Los encuentros y conversaciones con Harold siempre tenían algo particular. En esos días se había inventado un título de nobleza y se firmaba y se hacía llamar Harold Priego García-Godoy II, soñaba con alcanzar el estrellato como cantante de ópera y cantaba todo el tiempo, cantaba óperas en italiano, siempre a voz en cuello, desentonando, soltando gallos, maltratando sin piedad la lengua de Dante. Cuando no estaba cantando declamaba, que era peor, hacía chistes, se burlaba, se carcajeaba. En realidad no se callaba nunca, salvo cuando dormía la siesta plácidamente en el sillón reclinable de su mesa de dibujo, descansando la cabeza sobre un rollo de papel higiénico que colocaba entre el hombro y la nuca.

Harold Priego era un excelente dibujante publicitario y hacía dibujos y caricaturas con una facilidad pasmosa, pero teníamos que asegurarnos de que no representara los personajes del storyboard con la apariencia de algún encopetado cliente o infiltrara algún detalle morboso.

Una vez, durante una reunión en el salón de conferencia con uno de los dueños de la agencia, Harold le hizo una caricatura en la que aparecía como un refinado vampiro con aires de don Juan y de oligarca, después se paró para ir al baño y la dejó como quien dice al descuido, un poco a la vista de todos. Cuando el licenciado presidente se dio cuenta estuvo a punto de sufrir un síncope y al licenciado Biglietti se le aflojaron las tripas y estuvo a punto de que le pasara algo peor. En cambio al oligarca le hizo gracia, reconoció el talento y se reconoció a sí mismo en la mordaz caricatura y se echó a reír, felicitó a Harold, hizo que se la firmara y se la llevó a su casa para ponerla en un marco.

Los licenciados, sin embargo, lo amonestaron después severamente en público y en privado, tuvieron una larga reunión a puerta cerrada, lo amenazaron con la pena de la cancelación, con la expulsión de aquella especie de paraíso y con el infierno.

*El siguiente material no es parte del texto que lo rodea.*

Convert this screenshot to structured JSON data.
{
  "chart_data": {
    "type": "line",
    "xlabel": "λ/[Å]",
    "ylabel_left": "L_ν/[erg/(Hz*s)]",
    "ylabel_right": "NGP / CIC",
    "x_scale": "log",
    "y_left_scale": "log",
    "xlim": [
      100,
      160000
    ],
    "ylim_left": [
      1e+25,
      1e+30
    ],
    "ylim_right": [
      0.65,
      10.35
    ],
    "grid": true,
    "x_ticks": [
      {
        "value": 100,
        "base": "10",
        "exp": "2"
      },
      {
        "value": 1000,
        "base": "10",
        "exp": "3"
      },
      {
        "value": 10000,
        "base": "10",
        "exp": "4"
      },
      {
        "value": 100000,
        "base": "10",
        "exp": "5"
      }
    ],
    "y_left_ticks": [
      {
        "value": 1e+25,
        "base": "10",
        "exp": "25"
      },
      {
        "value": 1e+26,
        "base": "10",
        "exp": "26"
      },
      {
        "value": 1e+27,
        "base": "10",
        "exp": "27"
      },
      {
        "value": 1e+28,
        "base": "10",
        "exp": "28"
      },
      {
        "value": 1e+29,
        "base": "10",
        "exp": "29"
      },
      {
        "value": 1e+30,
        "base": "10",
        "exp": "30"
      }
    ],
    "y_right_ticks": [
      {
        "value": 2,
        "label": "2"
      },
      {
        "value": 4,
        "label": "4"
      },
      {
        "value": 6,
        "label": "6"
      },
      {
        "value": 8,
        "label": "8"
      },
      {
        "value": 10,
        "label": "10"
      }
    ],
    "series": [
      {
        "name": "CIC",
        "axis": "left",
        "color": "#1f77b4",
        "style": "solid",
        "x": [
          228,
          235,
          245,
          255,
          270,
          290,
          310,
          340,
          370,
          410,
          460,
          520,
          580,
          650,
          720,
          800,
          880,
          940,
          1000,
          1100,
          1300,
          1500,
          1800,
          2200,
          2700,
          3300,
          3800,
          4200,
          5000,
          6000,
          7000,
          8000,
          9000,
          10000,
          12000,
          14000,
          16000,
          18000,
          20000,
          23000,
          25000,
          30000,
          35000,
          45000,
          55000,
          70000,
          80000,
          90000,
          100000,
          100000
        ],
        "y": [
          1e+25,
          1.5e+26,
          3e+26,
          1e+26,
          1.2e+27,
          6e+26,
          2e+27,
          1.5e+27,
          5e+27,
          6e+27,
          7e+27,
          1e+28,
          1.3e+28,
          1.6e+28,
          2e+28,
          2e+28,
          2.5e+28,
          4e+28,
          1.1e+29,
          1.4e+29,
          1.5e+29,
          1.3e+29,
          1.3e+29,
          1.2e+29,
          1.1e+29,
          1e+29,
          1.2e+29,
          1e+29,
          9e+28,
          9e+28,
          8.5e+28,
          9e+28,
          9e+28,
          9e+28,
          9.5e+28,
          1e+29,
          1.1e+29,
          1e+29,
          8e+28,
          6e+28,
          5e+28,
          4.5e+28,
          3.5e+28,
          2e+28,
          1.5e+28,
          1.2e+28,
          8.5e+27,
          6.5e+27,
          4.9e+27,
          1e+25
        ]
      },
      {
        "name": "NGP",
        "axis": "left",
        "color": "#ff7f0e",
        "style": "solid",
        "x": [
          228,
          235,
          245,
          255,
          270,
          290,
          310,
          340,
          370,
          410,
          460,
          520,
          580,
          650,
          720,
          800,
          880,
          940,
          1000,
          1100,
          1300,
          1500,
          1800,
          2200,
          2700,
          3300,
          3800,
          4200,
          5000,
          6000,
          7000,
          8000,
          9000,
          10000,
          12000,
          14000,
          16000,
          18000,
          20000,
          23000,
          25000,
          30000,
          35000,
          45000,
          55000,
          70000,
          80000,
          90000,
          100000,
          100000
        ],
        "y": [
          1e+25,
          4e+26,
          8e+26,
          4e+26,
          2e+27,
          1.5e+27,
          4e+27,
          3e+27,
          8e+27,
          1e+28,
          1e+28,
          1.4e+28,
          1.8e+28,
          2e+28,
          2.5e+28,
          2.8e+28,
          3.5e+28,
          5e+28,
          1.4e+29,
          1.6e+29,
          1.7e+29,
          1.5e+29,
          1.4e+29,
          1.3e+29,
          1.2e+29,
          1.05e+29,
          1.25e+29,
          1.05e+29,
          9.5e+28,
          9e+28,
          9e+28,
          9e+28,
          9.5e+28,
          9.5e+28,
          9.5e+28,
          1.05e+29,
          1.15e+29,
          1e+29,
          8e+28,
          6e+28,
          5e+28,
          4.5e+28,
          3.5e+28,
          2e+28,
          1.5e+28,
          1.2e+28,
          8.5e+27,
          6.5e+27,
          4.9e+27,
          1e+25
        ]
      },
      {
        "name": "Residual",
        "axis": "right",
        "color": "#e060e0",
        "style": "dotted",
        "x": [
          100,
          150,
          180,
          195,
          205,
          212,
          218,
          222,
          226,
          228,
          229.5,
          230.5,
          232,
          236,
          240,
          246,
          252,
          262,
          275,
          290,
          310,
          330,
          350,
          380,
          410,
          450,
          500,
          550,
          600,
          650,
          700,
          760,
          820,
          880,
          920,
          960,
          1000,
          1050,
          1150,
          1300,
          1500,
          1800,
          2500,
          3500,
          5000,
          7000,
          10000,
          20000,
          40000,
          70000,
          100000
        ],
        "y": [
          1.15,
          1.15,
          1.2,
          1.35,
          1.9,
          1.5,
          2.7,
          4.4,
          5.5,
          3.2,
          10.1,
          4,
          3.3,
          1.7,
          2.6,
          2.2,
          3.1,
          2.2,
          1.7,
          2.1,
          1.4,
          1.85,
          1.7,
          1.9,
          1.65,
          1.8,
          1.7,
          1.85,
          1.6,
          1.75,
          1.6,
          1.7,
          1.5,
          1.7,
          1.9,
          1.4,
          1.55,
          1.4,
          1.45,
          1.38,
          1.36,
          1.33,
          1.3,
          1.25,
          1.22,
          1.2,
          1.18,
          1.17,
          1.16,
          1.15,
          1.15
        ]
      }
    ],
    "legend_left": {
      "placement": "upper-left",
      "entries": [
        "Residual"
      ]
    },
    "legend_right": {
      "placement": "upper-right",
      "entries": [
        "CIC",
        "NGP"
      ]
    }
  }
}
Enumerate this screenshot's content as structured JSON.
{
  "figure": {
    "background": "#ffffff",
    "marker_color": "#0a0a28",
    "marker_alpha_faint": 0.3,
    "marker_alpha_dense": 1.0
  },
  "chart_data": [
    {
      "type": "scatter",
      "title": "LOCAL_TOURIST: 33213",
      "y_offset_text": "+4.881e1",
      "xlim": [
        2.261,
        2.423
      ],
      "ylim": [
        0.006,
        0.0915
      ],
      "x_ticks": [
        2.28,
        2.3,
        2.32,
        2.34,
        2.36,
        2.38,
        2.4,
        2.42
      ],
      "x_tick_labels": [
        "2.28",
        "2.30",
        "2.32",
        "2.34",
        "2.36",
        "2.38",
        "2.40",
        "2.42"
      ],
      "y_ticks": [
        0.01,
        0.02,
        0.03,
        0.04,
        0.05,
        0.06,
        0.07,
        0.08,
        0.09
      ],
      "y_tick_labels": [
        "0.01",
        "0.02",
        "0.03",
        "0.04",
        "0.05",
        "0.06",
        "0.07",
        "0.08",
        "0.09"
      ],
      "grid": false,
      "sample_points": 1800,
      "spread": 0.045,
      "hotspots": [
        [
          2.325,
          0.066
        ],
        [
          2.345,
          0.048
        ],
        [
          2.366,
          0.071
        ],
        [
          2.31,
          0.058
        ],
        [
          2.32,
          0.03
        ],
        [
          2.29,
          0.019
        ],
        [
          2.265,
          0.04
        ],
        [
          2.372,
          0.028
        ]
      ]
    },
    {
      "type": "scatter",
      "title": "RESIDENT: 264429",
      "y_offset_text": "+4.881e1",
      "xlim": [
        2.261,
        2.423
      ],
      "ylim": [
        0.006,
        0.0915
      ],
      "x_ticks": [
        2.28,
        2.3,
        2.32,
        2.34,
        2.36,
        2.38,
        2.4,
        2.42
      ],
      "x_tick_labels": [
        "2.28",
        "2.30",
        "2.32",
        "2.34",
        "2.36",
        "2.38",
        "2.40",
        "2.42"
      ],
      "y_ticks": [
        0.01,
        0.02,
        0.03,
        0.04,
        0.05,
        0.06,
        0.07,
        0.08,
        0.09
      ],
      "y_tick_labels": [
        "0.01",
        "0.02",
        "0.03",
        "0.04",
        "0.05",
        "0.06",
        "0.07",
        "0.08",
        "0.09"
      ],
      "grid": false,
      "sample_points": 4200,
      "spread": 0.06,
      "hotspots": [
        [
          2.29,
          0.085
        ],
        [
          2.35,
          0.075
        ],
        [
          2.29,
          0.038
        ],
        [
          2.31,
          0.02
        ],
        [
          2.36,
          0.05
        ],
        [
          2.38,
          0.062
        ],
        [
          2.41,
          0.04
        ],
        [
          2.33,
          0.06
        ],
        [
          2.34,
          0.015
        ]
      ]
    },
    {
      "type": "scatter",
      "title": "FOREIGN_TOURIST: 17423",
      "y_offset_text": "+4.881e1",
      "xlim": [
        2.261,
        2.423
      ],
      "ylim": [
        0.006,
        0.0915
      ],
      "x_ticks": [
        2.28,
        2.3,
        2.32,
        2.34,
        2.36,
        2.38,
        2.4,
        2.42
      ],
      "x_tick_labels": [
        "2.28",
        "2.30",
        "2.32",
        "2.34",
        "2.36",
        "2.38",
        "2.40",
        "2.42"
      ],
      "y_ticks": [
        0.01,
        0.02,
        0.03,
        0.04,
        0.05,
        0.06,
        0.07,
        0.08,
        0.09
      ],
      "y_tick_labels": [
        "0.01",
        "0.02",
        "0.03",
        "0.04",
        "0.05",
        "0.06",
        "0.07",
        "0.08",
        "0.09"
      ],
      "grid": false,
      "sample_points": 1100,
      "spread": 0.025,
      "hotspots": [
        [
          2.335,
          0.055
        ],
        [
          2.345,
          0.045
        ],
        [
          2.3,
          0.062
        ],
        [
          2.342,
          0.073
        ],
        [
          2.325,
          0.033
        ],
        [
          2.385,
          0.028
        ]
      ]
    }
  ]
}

Trataron, en fin, por todos los medios de asegurarse de que una barbaridad semejante no volvería a repetirse. Pero Harold era incorregible. Ese mismo día empezó a circular por la agencia una caricatura de ambos personajes en el papel de Batman y Robín.
Un ejecutivo lo denunció, le llamó la atención por semejante atrevimiento. Los licenciados, en cambio, hicieron esta vez caso omiso, prefirieron no darse por aludidos. A los pocos días apareció una serie memorable de caricaturas en las que el ejecutivo figuraba en posición cuadrúpeda mientras un elefante blanco le hacía travesuras mariconiles en el trasero con la trompa.

Ahora, por supuesto, no era el momento para bromas ni caricaturas. La campaña de la escoba estaba atrasada y no había un minuto que perder.

Incidentalmente, cuando apenas habíamos dado inicio a la reunión con Harold, se produjo un alarmante acontecimiento que nos sacó de casillas. Se empezaron a oír golpes en la puerta del cuarto oscuro, golpes y voces desesperadas del cubano y del fotógrafo en la puerta del cuarto oscuro, que se encontraba al fondo, aislado prácticamente del departamento de arte. El cuarto oscuro era un lugar hermético y refrigerado donde se revelaban y ampliaban fotografías, había químicos que debían conservarse a bajas temperaturas y podía convertirse en una cámara de gas en caso de accidente. Eso fue lo que temimos cuando escuchábamos los golpes y los gritos, y sobre todo cuando acudimos en tropel al lugar. Algo estaba ocurriendo en el pavoroso cuarto oscuro, parecía que alguien se estaba asfixiando, la puerta estaba trabada o por lo menos cerrada por fuera y se oían gritos agónicos. Pero la situación no era tan desesperada como pensábamos, aunque pudo haber tenido consecuencias imprevisibles. Cuando abrimos la puerta comprobamos que no se había roto ningún frasco, todos los químicos estaban en sus contenedores, pero en aquel cuarto oscuro cerrado y refrigerado la atmósfera era irrespirable. Algún gracioso había cometido una flatulencia, se había tirado como quien dice un pleonasmo de antología, le había puesto el pestillo a la puerta al salir y el dibujante cubano y el fotógrafo estaban al borde del desmayo. El cubano tenía un extraño color verde y apenas podía respirar. El fotógrafo estaba morado y emitía delirios lapidarios, recitaba palabrotas a granel.